Это был шанс хоть немного развеяться. Гонять воров на самом деле он не собирался, но скуку разогнать — точно.

— Вот это разговор, — заулыбался староста, бросив хитрый взгляд на паренька, теребившего медную пуговицу на расстегнутом кителе. — А я вам за работу самогону своего поставлю.

— Да тут на каждом углу наливают, — снова влез Антон. — Табаку достать сможешь? Страсть как курить охота, а табаку и нет. Тогда и я схожу, раз такое дело. — Но как только староста ушел, набросился на друга. — Нельзя нам из деревни уходить, слышь, Силантий?

— Я один пойду. Если что, прикроешь меня, а табак поделим.

— Даже не знаю… нечестно как-то, — почесал вихры друг, но было видно, что такой расклад его устраивает.

— Решено, иду один. — Силантий спрыгнул с бревна. — К вечеру обернусь.

Антон проводил его задумчивым взглядом. Может, и было бы все иначе, если бы не она… Не Софья… Почему она выбрала не его, а Силантия? И точно кошка пробежала между друзьями…

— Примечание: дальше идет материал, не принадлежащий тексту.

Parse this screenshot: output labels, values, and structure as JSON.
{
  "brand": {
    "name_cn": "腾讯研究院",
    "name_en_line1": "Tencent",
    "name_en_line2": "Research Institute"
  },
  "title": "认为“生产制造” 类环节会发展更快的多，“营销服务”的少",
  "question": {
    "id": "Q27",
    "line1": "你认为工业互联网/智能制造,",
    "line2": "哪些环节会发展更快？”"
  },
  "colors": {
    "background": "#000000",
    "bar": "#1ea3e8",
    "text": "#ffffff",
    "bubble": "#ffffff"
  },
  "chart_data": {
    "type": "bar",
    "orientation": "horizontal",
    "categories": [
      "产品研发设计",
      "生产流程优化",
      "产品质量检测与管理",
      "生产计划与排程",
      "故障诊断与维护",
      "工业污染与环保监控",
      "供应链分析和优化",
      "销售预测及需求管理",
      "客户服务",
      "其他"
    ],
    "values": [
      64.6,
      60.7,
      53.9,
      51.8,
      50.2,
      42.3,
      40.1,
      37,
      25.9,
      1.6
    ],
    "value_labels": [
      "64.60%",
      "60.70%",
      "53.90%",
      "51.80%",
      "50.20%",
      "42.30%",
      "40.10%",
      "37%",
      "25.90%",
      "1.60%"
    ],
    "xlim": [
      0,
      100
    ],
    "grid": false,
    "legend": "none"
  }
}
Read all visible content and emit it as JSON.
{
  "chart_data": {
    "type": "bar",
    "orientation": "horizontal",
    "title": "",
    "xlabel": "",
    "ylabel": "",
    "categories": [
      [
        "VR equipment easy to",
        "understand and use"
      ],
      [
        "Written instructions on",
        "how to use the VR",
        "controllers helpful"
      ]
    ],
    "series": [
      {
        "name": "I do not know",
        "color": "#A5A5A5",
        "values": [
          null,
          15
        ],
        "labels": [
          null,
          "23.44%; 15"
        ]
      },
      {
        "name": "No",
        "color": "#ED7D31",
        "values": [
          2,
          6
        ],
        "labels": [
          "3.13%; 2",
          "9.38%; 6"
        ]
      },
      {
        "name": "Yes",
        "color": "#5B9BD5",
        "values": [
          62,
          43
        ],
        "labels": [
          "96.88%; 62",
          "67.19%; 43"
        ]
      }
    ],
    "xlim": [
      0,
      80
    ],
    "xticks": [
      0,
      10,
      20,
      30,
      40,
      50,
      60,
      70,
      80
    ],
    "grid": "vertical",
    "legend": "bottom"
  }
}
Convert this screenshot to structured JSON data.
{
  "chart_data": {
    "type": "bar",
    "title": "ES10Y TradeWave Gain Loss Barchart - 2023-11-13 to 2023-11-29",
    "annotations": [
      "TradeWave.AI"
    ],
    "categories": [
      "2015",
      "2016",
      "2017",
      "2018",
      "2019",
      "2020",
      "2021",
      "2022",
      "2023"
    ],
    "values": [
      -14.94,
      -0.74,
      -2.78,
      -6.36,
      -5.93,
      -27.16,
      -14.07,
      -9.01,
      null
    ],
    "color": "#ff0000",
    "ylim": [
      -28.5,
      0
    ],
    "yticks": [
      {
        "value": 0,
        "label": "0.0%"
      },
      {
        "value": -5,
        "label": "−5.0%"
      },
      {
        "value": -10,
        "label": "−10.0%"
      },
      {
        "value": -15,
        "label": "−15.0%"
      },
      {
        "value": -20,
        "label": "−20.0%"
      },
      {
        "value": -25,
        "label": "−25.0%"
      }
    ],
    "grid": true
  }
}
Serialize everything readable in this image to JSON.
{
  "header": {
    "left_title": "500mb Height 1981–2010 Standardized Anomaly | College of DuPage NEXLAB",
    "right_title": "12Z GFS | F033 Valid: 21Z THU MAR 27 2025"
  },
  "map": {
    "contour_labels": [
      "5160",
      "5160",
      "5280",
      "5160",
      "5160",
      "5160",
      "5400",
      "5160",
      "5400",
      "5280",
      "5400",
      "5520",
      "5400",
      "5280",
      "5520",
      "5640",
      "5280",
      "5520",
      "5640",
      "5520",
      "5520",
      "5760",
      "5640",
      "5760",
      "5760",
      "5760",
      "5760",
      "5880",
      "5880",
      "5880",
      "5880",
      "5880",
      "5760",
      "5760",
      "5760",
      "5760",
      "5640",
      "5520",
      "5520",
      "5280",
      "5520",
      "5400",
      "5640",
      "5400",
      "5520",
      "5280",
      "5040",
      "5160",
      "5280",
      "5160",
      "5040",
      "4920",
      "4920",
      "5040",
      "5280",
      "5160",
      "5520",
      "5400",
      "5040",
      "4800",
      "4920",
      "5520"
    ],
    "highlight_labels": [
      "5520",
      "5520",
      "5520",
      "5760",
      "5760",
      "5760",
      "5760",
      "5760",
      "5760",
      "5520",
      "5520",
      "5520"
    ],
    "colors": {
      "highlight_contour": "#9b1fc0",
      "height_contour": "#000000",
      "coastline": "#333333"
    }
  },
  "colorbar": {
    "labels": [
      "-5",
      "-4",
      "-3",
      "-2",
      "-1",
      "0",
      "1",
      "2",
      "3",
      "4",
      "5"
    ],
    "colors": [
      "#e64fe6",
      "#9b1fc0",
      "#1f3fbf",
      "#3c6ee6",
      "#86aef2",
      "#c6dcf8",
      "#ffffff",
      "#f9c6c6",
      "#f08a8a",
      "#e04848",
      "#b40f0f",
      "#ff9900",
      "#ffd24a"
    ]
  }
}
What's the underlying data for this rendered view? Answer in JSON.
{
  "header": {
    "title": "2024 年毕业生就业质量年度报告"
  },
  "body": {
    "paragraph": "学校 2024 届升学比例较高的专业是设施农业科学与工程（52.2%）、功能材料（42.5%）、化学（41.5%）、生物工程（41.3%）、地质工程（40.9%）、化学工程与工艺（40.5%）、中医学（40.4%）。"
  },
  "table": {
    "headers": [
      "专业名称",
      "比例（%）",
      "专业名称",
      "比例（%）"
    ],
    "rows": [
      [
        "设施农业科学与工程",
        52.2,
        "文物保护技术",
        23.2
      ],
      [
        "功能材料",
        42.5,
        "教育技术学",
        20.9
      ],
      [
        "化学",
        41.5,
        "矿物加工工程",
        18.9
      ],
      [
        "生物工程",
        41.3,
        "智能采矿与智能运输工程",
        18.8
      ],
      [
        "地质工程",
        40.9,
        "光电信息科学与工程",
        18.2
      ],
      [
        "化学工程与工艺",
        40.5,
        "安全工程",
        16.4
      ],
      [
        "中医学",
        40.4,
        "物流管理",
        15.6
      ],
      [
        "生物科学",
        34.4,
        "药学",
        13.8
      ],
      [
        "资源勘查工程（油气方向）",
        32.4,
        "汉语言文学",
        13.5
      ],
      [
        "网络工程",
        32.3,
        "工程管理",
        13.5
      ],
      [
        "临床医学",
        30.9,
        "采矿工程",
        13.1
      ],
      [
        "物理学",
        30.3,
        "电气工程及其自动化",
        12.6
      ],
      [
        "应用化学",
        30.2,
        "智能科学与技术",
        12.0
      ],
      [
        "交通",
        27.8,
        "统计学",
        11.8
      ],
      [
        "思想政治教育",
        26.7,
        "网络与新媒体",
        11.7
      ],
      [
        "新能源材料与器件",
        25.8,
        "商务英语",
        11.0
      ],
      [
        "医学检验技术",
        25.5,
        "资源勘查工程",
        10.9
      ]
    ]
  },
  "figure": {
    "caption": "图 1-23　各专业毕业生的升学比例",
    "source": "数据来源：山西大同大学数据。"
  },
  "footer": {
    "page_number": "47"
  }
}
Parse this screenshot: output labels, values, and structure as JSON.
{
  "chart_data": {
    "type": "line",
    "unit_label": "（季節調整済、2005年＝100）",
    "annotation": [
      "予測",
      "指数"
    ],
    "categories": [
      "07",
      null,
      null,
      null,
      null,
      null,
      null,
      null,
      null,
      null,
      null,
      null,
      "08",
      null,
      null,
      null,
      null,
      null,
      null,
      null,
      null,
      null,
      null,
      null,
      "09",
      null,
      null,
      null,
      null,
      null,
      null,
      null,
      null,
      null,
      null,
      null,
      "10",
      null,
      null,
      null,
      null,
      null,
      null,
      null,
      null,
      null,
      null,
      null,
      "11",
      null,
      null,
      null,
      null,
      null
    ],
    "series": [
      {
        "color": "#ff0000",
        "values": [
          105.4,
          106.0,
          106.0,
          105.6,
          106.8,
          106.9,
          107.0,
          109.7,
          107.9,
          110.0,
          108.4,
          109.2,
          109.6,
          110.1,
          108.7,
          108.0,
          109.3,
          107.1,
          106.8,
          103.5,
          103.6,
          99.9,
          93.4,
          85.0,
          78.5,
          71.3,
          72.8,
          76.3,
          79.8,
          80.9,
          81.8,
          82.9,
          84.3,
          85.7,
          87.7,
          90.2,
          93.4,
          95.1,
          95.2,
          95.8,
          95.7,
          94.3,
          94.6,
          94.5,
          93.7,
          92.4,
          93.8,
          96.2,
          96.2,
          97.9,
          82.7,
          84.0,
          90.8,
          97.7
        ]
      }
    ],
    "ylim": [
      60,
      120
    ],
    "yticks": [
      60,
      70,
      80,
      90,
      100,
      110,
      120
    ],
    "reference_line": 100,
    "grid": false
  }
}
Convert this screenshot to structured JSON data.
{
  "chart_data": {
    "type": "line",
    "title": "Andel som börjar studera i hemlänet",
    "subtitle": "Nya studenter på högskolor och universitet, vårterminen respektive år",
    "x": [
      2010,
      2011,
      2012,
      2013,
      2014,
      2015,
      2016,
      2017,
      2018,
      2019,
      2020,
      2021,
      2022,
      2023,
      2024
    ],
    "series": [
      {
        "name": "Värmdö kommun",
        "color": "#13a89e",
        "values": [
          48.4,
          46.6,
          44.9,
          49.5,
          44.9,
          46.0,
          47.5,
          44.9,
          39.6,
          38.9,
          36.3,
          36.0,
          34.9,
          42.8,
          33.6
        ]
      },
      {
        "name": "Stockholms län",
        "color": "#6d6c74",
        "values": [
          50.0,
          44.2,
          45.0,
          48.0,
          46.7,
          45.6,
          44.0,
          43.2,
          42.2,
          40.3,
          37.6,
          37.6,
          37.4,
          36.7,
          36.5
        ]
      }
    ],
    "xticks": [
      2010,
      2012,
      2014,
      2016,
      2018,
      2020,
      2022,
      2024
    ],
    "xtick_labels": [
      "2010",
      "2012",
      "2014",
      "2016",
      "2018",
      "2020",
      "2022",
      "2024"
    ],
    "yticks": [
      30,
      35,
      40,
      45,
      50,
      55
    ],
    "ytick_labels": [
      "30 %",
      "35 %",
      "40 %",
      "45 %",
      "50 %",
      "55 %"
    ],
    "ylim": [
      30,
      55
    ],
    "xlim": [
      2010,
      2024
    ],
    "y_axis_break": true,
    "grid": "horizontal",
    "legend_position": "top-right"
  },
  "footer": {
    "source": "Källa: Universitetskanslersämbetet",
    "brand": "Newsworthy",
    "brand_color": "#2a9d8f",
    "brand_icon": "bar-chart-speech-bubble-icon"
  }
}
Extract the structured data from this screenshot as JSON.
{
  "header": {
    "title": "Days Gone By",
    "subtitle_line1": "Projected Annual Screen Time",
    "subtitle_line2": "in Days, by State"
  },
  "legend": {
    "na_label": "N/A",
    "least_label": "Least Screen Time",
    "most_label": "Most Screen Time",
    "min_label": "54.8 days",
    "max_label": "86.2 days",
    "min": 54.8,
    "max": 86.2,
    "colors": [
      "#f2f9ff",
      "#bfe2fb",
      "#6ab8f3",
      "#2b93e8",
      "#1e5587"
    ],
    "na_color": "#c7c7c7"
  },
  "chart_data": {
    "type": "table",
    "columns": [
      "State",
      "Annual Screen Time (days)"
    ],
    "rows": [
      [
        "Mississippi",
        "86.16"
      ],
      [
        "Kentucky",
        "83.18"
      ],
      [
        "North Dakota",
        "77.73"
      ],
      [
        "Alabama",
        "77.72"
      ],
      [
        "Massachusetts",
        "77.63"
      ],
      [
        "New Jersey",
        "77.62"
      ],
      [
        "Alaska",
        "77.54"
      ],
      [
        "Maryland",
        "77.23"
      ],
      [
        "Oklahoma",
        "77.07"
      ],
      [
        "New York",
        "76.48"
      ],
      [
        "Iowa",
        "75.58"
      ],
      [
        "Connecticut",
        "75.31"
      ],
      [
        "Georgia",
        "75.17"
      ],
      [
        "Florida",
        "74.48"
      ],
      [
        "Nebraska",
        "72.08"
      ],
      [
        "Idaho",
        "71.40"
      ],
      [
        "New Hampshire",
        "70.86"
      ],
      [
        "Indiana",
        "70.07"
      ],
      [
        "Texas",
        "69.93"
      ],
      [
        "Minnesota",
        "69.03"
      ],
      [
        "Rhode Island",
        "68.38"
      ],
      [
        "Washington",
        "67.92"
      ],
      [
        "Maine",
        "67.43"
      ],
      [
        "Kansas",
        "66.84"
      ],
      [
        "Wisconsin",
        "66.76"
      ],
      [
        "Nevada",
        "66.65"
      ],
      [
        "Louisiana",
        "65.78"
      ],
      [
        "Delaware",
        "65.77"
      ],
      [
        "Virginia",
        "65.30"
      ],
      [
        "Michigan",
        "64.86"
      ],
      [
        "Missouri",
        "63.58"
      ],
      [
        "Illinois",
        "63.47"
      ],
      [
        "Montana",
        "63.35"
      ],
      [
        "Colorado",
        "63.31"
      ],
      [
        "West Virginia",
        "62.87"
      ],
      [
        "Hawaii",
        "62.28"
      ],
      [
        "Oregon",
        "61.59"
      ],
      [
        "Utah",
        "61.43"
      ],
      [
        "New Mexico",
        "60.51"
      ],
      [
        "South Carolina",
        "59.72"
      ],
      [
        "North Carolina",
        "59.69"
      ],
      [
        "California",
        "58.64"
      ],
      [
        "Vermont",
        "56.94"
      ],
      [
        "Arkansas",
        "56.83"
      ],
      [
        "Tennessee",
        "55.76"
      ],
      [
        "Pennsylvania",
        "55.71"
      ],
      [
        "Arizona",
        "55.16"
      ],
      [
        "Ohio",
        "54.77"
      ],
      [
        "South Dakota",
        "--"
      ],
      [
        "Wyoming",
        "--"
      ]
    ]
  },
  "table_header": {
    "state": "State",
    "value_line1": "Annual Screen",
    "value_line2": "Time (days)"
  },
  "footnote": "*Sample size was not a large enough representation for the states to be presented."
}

Снова вспомнилась его последняя встреча с Софьюшкой. Ледяной королевной с ним была, а сердце рвалось от боли. Не пара ей Силантий! Не любит он ее и никого не любит! Весь в отца своего пошел, армия ему мать, сестра и невеста.

Даже если руки придется его кровью омыть, он пойдет на этот грех! Все одно без Софьи жизнь смысла не имеет никакого.

Силантий табор нашел быстро. Вышел к реке и направился к поднимавшимся за жидким пролеском струйкам дыма. Вскоре из-за деревьев послышался разноголосый гомон, гитарные переборы и ржание коней. Потянуло запахами костра и жареного мяса.

Тропинка привела Силантия к небольшой поляне, на которой стояли шатры и кибитки, горели костры. На них жарилось мясо, готовилась похлебка. У костров сидели смуглые люди. Звучала гитара, и приятный женский голос выводил куплет о несчастной любви и горячей цыганской крови. Поляну огибала мелководная речушка, в которой плескались чумазые ребятишки.

Увидев военного, цыгане насторожились, но враждебности не выказали. Девушка отложила гитару и посмотрела на Силантия:

— Что нужно тебе, красивый? Погадать пришел или хворь вылечить?

— Не верю я в гадания, — буркнул Силантий, подойдя к костру.

— Тогда зачем явился?

— Жалоба на вас поступила. Надо бы разобраться.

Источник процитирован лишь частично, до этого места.